Un film moderne qui parle d'une histoire d'un autre temps et qui pourtant entre fortement en résonance avec l'actualité.
La confrontation d'un peuple pour qui le patriotisme confine au fanatisme et qui place au-dessus de tout la parole des puissants, avec une réalité tellement différente. Cette vision naïve ne rencontre jamais la réalité, sauf quand l'inconscience d'un gars lambda lui fait faire le road trip le plus intelligemment con de l'histoire : apporter des bières à ses potes sur le front de la guerre (et c'est une histoire vraie !). Chickie est l'image même de la société qui refuse de voir ce qui ne rentre pas dans son champ de vision préformaté par des médias plus ou moins objectifs... Mais, il a pour lui sa liberté d'agir et de réagir et surtout sa fierté mal placée. Il ne faudra pas autre chose que l'incrédulité de ses amis quant à sa capacité à réaliser cet exploit pour le motiver à le faire... un gosse. Ce regard de gosse va alors se poser sur le monde et ce regard va changer, il va grandir, murir. Dans la douleur.

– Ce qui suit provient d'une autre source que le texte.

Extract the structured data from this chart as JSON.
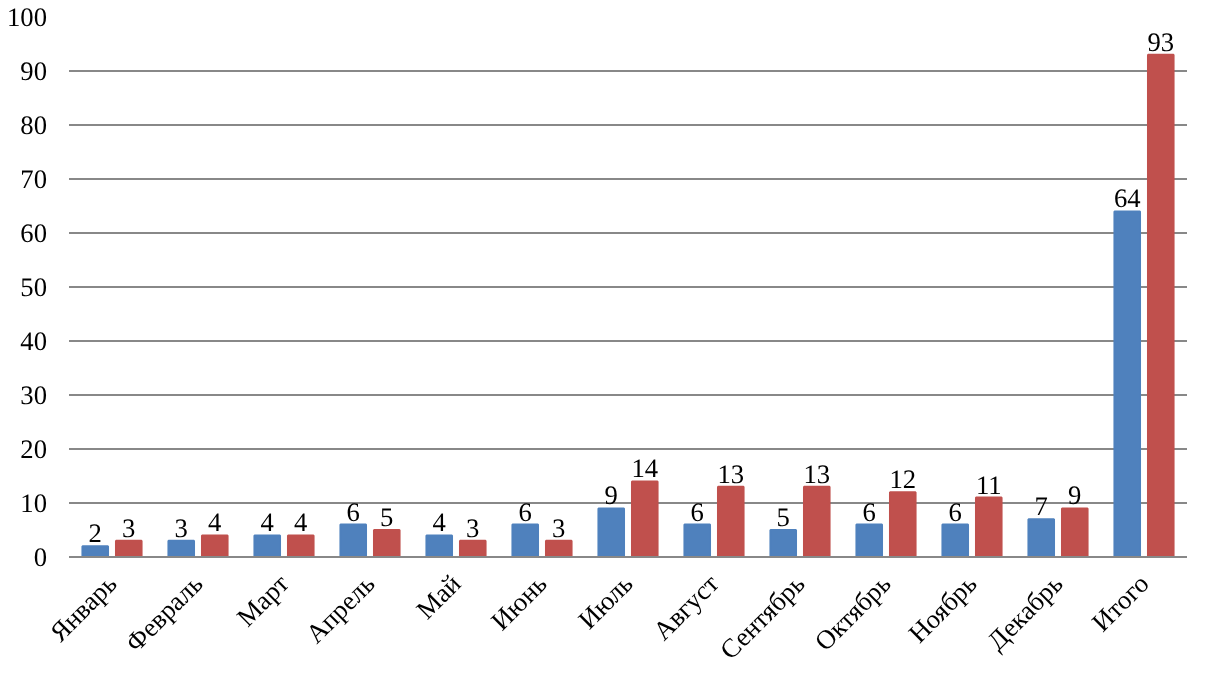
{
  "chart_data": {
    "type": "bar",
    "categories": [
      "Январь",
      "Февраль",
      "Март",
      "Апрель",
      "Май",
      "Июнь",
      "Июль",
      "Август",
      "Сентябрь",
      "Октябрь",
      "Ноябрь",
      "Декабрь",
      "Итого"
    ],
    "series": [
      {
        "color": "#4f81bd",
        "values": [
          2,
          3,
          4,
          6,
          4,
          6,
          9,
          6,
          5,
          6,
          6,
          7,
          64
        ]
      },
      {
        "color": "#c0504d",
        "values": [
          3,
          4,
          4,
          5,
          3,
          3,
          14,
          13,
          13,
          12,
          11,
          9,
          93
        ]
      }
    ],
    "ylim": [
      0,
      100
    ],
    "yticks": [
      0,
      10,
      20,
      30,
      40,
      50,
      60,
      70,
      80,
      90,
      100
    ],
    "grid": "y",
    "data_labels": true
  }
}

Ainsi, Chickie part pour le Vietnam avec son sac de bières et il pose sur le monde un regard sans haine ni préjugés. Il aime tout le monde, il est franc et sans filtre (un gosse quoi). Cela va lui permettre de naviguer dans ce monde, sans limites, et d'en saisir la globalité. Comme il ne savait pas que c'était impossible, il l'a fait. Il n'y a même pas d'ennemi visible, juste des morts, des personnes, des familles, des soldats et des reporters, .... et des amis. Personne ne comprend vraiment le pourquoi du comment, mais tout le monde s'efforce de faire ce qu'il a à faire. Effroyable société qui préfère sagement remplir ses quotas plutôt que de se demander pourquoi elle le fait.

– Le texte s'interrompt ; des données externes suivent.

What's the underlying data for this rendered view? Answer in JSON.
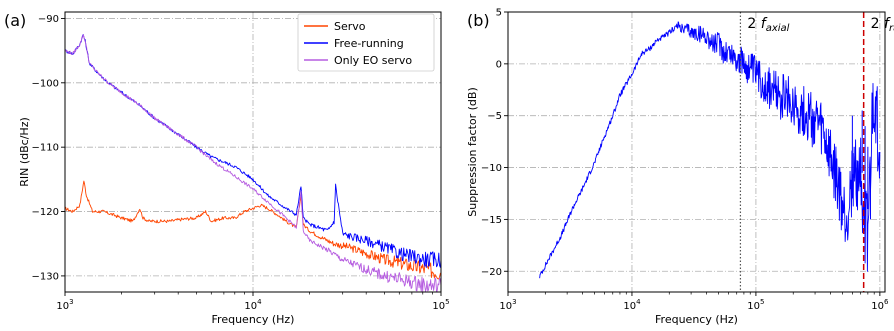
{
  "figure": {
    "panel_a_label": "(a)",
    "panel_b_label": "(b)"
  },
  "chart_data": [
    {
      "type": "line",
      "panel": "(a)",
      "xlabel": "Frequency (Hz)",
      "ylabel": "RIN (dBc/Hz)",
      "xscale": "log",
      "xlim": [
        1000,
        100000
      ],
      "ylim": [
        -132.5,
        -89
      ],
      "x_ticks": [
        1000,
        10000,
        100000
      ],
      "x_tick_labels": [
        [
          "10",
          "3"
        ],
        [
          "10",
          "4"
        ],
        [
          "10",
          "5"
        ]
      ],
      "y_ticks": [
        -90,
        -100,
        -110,
        -120,
        -130
      ],
      "y_tick_labels": [
        "−90",
        "−100",
        "−110",
        "−120",
        "−130"
      ],
      "grid": true,
      "legend_position": "top-right",
      "series": [
        {
          "name": "Servo",
          "color": "#ff4500",
          "x": [
            1000,
            1100,
            1200,
            1260,
            1300,
            1400,
            1600,
            1800,
            2000,
            2300,
            2500,
            2600,
            2800,
            3200,
            3600,
            4200,
            5000,
            5600,
            6000,
            7000,
            8000,
            9000,
            10000,
            11000,
            12000,
            13500,
            15000,
            17000,
            18000,
            18500,
            20000,
            23000,
            27000,
            32000,
            40000,
            50000,
            60000,
            70000,
            85000,
            100000
          ],
          "y": [
            -119.5,
            -120,
            -119,
            -115.2,
            -117.5,
            -120,
            -120,
            -120.5,
            -121,
            -121.5,
            -119.5,
            -121,
            -121.5,
            -121.5,
            -121.5,
            -121.2,
            -121,
            -120,
            -121.5,
            -121,
            -121,
            -120,
            -119.5,
            -119,
            -119.5,
            -120.5,
            -121.5,
            -122.5,
            -117.5,
            -122,
            -123,
            -124,
            -125,
            -125.5,
            -126.5,
            -127.5,
            -128,
            -128.5,
            -129,
            -129.5
          ]
        },
        {
          "name": "Free-running",
          "color": "#0000ff",
          "x": [
            1000,
            1100,
            1200,
            1250,
            1280,
            1350,
            1500,
            1700,
            2000,
            2500,
            3000,
            4000,
            5000,
            6000,
            8000,
            10000,
            12000,
            15000,
            17000,
            18000,
            18500,
            20000,
            25000,
            27000,
            27500,
            30000,
            40000,
            50000,
            60000,
            70000,
            85000,
            100000
          ],
          "y": [
            -95,
            -95.5,
            -94,
            -92.5,
            -93.5,
            -97,
            -98.5,
            -100,
            -101.5,
            -103.5,
            -105.5,
            -108,
            -110,
            -111.5,
            -113,
            -115,
            -117.5,
            -119.5,
            -120.5,
            -116,
            -121,
            -122,
            -123,
            -121.5,
            -116,
            -123.5,
            -124.5,
            -125.5,
            -126.5,
            -127,
            -127.5,
            -127.5
          ]
        },
        {
          "name": "Only EO servo",
          "color": "#b65de0",
          "x": [
            1000,
            1100,
            1200,
            1250,
            1280,
            1350,
            1500,
            1700,
            2000,
            2500,
            3000,
            4000,
            5000,
            6000,
            8000,
            10000,
            12000,
            15000,
            17000,
            18000,
            18500,
            20000,
            25000,
            30000,
            40000,
            50000,
            60000,
            70000,
            85000,
            100000
          ],
          "y": [
            -95,
            -95.5,
            -94,
            -92.5,
            -93.5,
            -97,
            -98.5,
            -100,
            -101.5,
            -103.5,
            -105.5,
            -108,
            -110,
            -112,
            -114.5,
            -116.5,
            -118.5,
            -121,
            -122.5,
            -117,
            -123,
            -124.5,
            -126,
            -127.5,
            -129,
            -130,
            -130.5,
            -131,
            -131.5,
            -131.5
          ]
        }
      ]
    },
    {
      "type": "line",
      "panel": "(b)",
      "xlabel": "Frequency (Hz)",
      "ylabel": "Suppression factor (dB)",
      "xscale": "log",
      "xlim": [
        1000,
        1100000
      ],
      "ylim": [
        -22,
        5
      ],
      "x_ticks": [
        1000,
        10000,
        100000,
        1000000
      ],
      "x_tick_labels": [
        [
          "10",
          "3"
        ],
        [
          "10",
          "4"
        ],
        [
          "10",
          "5"
        ],
        [
          "10",
          "6"
        ]
      ],
      "y_ticks": [
        5,
        0,
        -5,
        -10,
        -15,
        -20
      ],
      "y_tick_labels": [
        "5",
        "0",
        "−5",
        "−10",
        "−15",
        "−20"
      ],
      "grid": true,
      "series": [
        {
          "color": "#0000ff",
          "x": [
            1800,
            2200,
            2700,
            3300,
            4000,
            5000,
            6000,
            7000,
            8000,
            10000,
            12000,
            14000,
            16000,
            18000,
            20000,
            22000,
            24000,
            26000,
            28000,
            30000,
            35000,
            40000,
            45000,
            50000,
            55000,
            60000,
            70000,
            80000,
            90000,
            100000,
            120000,
            150000,
            200000,
            250000,
            300000,
            350000,
            400000,
            450000,
            480000,
            510000,
            540000,
            560000,
            580000,
            620000,
            660000,
            700000,
            730000,
            760000,
            800000,
            840000,
            880000,
            920000,
            960000,
            1000000
          ],
          "y": [
            -20.5,
            -18.5,
            -16.5,
            -14,
            -12,
            -9.5,
            -7,
            -5,
            -3,
            -1,
            1,
            1.5,
            2.3,
            2.6,
            3,
            3.5,
            3.7,
            3.2,
            3.4,
            3,
            2.9,
            2.7,
            1.9,
            2,
            1.2,
            1.2,
            0.5,
            0,
            -0.5,
            -1,
            -2,
            -3,
            -3.8,
            -4.8,
            -5.5,
            -7,
            -9.5,
            -11.5,
            -13,
            -14.5,
            -15,
            -13.5,
            -12,
            -10.5,
            -11,
            -10.2,
            -13.5,
            -15.5,
            -16.5,
            -10.5,
            -3.8,
            -4,
            -6.5,
            -8.5
          ]
        }
      ],
      "spikes_x": [
        600000,
        620000,
        650000,
        720000,
        760000,
        800000,
        840000
      ],
      "spike_top_y": [
        -5,
        -8,
        -10,
        -4.5,
        -6,
        -8,
        -11
      ],
      "spike_base_y": [
        -12,
        -11,
        -11,
        -10.5,
        -13,
        -14,
        -15
      ],
      "annotations": [
        {
          "text_main": "2",
          "text_f": "f",
          "text_sub": "axial",
          "x": 75000,
          "line_style": "dotted",
          "line_color": "#555555"
        },
        {
          "text_main": "2",
          "text_f": "f",
          "text_sub": "radial",
          "x": 740000,
          "line_style": "dashed",
          "line_color": "#cc0000"
        }
      ]
    }
  ]
}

La patte Farrelly aide ici à transmettre l'horreur sans la cacher pour autant, un vrai tour de force. Ce film offre un voyage initiatique, une diatribe sur les mensonges médiatiques qui visent à conditionner un peuple pour l'amener à (ne plus) penser ce qu'il faut, une fable sur l'amitié, un regard sur les différences de générations, une réflexion sur le poids du passé, un plaidoyer pour les lanceurs d'alertes. Le tout emballé dans un similivaudeville pour faire passer la pilule et rendre l'ensemble distrayant et agréable.
Ce n'est pas un film naïf, le personnage principal est candide, oui, au départ, mais ce qu'il dénonce et montre est profond et malheureusement toujours d'actualité. Ce film mérite qu'on s'y attarde, vraiment.